G. Zimmermann
Haras
Les chevaux avaient profil de serpe
Dans le halo hérissé de l’hiver
Et l’agonie devenait familière
Pour les lads qui avaient balayé la neige.
C’était le froid de février, quand la sève endormie
Mène au plus près du repos d’ossuaire.
Glaciale et silencieuse,
L’écurie. Quelquefois, des sabots qui claquent,
Morne signal de la vie enfermée ;
Un début de hennissement qui cesse
Comme un envol se brise. Et le vent ? Pas même à s’engouffrer.

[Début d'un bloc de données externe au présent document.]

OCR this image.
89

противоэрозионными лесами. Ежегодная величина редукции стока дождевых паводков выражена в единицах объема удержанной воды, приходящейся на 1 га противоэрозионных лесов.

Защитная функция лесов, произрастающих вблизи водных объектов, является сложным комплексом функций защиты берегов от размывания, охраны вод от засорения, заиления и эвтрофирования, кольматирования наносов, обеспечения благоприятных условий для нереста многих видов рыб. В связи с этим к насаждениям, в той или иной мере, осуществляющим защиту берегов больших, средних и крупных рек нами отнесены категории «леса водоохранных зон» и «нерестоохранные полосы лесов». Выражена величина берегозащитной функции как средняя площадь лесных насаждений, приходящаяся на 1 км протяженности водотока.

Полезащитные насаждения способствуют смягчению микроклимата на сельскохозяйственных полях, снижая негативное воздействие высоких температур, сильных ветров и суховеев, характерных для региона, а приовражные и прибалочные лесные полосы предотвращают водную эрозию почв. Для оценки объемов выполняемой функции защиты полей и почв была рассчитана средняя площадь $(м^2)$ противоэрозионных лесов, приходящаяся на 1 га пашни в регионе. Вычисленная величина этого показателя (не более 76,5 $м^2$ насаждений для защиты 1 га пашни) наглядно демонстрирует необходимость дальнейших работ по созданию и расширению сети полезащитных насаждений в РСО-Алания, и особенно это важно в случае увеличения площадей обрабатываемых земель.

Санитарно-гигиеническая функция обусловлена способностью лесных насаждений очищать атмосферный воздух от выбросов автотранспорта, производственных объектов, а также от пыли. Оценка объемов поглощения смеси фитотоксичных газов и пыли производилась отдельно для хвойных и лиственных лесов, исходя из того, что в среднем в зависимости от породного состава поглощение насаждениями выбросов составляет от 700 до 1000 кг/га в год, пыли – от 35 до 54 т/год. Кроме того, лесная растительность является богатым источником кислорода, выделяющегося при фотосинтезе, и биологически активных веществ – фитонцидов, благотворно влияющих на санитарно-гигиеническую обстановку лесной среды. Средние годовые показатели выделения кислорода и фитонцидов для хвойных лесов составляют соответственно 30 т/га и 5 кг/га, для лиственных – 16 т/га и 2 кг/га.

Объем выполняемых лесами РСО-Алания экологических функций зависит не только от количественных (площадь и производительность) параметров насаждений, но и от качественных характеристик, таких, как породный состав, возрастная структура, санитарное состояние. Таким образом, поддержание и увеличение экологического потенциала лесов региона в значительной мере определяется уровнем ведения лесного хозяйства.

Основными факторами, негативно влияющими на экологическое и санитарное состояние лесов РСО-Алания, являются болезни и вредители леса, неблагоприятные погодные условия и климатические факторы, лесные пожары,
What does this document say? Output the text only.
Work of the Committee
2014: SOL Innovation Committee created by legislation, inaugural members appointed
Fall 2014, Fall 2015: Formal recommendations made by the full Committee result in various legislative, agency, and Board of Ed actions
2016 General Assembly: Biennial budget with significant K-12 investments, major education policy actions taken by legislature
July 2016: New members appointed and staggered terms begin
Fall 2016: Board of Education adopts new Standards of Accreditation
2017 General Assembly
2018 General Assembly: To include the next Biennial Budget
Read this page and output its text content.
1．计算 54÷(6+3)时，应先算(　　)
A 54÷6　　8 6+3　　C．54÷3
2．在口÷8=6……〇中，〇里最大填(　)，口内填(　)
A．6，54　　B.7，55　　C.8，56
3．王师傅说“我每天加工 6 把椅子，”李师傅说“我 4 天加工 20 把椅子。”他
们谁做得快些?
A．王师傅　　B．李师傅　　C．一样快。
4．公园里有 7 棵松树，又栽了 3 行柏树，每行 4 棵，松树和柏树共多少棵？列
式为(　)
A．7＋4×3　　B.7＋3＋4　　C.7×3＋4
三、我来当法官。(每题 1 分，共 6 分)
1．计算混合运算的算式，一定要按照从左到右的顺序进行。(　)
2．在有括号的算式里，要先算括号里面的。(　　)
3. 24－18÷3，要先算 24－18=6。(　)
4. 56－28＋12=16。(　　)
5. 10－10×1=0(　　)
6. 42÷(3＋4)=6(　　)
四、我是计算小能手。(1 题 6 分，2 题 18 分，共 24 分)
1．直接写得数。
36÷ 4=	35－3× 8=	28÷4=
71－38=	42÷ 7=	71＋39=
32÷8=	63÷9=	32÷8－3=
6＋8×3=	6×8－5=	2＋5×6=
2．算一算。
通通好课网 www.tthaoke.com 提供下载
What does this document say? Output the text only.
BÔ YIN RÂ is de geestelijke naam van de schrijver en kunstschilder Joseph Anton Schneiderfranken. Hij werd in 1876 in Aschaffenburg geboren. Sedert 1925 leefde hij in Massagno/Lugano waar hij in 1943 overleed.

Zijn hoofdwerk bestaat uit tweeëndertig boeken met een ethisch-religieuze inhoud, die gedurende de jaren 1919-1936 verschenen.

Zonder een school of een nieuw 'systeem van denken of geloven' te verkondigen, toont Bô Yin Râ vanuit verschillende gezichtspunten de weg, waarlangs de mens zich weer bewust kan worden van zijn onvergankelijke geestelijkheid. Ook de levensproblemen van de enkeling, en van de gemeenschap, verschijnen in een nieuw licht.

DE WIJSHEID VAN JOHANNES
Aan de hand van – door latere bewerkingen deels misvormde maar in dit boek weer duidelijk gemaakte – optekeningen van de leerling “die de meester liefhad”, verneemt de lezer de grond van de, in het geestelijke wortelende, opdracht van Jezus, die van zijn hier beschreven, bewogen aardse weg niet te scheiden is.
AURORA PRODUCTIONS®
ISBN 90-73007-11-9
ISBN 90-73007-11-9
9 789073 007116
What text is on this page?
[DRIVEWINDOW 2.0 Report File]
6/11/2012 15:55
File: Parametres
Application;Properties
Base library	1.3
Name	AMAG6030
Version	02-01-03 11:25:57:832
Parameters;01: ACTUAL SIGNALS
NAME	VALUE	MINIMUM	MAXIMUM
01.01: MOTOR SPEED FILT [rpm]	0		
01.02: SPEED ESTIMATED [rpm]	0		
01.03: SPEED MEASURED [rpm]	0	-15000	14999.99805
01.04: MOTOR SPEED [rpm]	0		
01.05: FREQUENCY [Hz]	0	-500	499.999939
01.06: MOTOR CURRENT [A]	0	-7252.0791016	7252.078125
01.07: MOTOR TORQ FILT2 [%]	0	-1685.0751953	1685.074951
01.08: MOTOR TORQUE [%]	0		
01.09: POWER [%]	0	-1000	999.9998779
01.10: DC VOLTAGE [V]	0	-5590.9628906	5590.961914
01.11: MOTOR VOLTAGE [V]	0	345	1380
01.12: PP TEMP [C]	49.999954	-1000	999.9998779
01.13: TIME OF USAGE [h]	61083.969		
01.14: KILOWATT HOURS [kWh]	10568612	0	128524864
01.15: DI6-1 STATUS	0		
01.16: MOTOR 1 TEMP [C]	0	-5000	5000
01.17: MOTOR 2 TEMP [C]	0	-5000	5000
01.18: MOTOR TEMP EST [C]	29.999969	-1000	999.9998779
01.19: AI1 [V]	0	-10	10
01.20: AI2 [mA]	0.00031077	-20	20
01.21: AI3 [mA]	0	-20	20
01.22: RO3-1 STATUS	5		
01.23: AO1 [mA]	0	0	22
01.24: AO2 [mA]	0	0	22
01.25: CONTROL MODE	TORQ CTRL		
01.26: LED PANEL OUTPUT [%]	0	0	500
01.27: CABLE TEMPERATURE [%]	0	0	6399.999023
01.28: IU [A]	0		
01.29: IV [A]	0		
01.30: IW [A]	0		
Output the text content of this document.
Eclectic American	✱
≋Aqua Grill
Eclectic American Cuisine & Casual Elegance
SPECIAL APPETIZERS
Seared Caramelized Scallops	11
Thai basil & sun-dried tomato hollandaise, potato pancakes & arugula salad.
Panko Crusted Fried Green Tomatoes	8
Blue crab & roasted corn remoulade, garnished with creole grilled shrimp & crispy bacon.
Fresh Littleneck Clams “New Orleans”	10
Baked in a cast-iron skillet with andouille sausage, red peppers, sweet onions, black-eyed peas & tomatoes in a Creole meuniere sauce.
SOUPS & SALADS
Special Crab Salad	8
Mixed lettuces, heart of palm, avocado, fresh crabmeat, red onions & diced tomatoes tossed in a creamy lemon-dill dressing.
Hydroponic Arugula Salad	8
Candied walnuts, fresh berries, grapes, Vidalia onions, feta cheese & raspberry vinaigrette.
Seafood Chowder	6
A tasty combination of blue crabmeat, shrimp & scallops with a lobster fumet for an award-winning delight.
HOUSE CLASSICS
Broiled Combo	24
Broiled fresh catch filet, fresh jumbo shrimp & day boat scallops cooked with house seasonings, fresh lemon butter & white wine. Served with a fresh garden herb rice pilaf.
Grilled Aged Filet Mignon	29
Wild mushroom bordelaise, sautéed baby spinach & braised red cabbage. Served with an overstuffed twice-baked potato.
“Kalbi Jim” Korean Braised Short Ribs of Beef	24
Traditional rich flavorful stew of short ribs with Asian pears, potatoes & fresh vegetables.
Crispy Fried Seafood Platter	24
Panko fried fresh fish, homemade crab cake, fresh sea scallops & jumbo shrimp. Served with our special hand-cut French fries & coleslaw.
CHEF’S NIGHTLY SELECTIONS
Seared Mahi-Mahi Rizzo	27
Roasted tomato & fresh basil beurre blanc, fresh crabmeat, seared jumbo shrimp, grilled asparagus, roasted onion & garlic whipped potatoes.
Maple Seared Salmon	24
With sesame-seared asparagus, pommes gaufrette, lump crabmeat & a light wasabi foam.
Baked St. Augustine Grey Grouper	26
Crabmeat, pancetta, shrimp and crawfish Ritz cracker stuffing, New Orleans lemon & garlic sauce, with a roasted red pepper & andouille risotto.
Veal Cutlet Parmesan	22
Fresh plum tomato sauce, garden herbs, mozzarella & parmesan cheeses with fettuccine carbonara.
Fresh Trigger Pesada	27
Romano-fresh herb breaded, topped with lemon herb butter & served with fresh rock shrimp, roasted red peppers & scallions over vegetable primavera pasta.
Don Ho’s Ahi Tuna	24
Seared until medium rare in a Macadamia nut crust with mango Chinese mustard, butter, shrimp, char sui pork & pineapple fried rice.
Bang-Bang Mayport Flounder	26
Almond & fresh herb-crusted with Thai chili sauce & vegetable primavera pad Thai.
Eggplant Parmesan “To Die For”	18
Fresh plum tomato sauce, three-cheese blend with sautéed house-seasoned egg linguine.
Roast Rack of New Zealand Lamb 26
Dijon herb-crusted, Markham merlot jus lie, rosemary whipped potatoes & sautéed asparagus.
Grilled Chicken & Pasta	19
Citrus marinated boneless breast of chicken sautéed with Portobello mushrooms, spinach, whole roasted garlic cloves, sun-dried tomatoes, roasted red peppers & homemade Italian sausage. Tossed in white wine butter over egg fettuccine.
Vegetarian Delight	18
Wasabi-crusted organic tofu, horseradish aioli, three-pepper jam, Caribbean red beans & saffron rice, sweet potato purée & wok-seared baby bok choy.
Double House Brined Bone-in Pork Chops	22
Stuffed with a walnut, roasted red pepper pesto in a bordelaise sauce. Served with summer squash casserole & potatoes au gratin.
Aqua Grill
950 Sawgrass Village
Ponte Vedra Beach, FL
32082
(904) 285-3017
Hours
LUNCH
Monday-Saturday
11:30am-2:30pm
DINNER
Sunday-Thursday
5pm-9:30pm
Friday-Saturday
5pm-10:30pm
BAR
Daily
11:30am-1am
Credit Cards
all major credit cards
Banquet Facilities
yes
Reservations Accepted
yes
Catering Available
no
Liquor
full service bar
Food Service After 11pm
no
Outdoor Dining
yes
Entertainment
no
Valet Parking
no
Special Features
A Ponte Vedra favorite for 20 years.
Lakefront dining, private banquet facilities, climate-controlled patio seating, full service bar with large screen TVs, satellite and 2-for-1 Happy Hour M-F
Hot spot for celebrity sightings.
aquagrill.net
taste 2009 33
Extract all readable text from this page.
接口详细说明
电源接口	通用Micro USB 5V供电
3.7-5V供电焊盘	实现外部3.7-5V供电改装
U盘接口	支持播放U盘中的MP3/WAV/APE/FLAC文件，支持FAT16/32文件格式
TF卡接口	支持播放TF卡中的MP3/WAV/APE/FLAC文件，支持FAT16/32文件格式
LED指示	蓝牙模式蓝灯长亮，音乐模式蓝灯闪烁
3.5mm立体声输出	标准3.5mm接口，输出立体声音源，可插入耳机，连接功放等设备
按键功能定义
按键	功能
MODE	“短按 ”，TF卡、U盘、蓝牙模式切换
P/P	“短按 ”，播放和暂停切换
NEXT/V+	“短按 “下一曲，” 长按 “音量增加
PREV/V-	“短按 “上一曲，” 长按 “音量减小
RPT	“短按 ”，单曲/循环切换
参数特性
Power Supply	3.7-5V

On entend mâcher. Dans les boxes,
Le jour n’a qu’un sursaut face à la nuit
Et pendant que l’air gifle et gerce les hommes,
Ils ont, dans leur cloison en bois, le regard immense
Et effaré des mourants.
Stèle 1
Promets-moi, quand la nuit
Couvrira mes yeux, quand mes mains
Seront racines
De pierre et ma bouche
La double lande
Du silence ; à l’heure
Où je serai - oui, vide
Promets-moi, après m’avoir pleuré,
Lavé, habillé, veillé
Et avant de me descendre en terre,
Promets-moi, par égard pour mon éternité,
De poser sur moi les jouets de mon enfance,
Ces figurines,
Mets-les contre ma tempe,
Qu’elles soient mon bijou pour l’au-delà,
Dans la nuit si proche
Mes bras ne saisiront plus
Mais si quelque chose
Survit, j’en serai de les avoir là, tout près,
Apaisé un peu.
Stèle 2
Gris de sa ronde lumière
Ce galet
Que tu ramassas
Il fut pour toi cet objet de chance
Tu le déposas dans ta chambre
Chaque matin tu le touchais
Et déjà la journée t’était favorable
Mais tes mains désormais sont deux exils
Entre tes doigts tu ne sens plus le vent souffler
Et la petite pierre
Trouvée sur la plage
Ramenée chez toi, ce caillou source
De ta vie heureuse
Ne s’oppose pas à
La mort qui vient vers toi.
Stèle 3
Je ne t’ai pas survécu
Comme on l’entend : « J’avais un ami »
Restera cet aveu impossible
Sur ma bouche
Parler de toi au passé serait trahir
Je n’en finis pas de te pleurer,
De chercher ton visage
Parmi la cendre, aucun souvenir
Ne me ramène à tes sourires,
À ta part de soleil,
À ce qui pourrait soigner un peu
La mémoire.
Stèle 4
Mon ami, je pleure
De te parler encore,
Dix ans après ton dernier regard
Ma voix te cherche
Et déjà tu sembles proche
Le silence est ailleurs
Où que tu sois mes mots te trouvent,
Touchent ton autre visage,
Rappellent qui tu fus
Mais il n’y a pas plus, mes
Paroles restent seules
Si tu réponds c’est de trop loin
Ou ténu, indistinct
Comme un soupir parmi le vent.
Insipide
Oui, le fantôme avait soif
Et tu l’as vu à la fontaine
Laper si férocement l’eau fraîche
À la source autrefois pourvoyeuse
En force et fierté pour les chevaliers
Qu’il t’a paru le plus vivant d’entre nous.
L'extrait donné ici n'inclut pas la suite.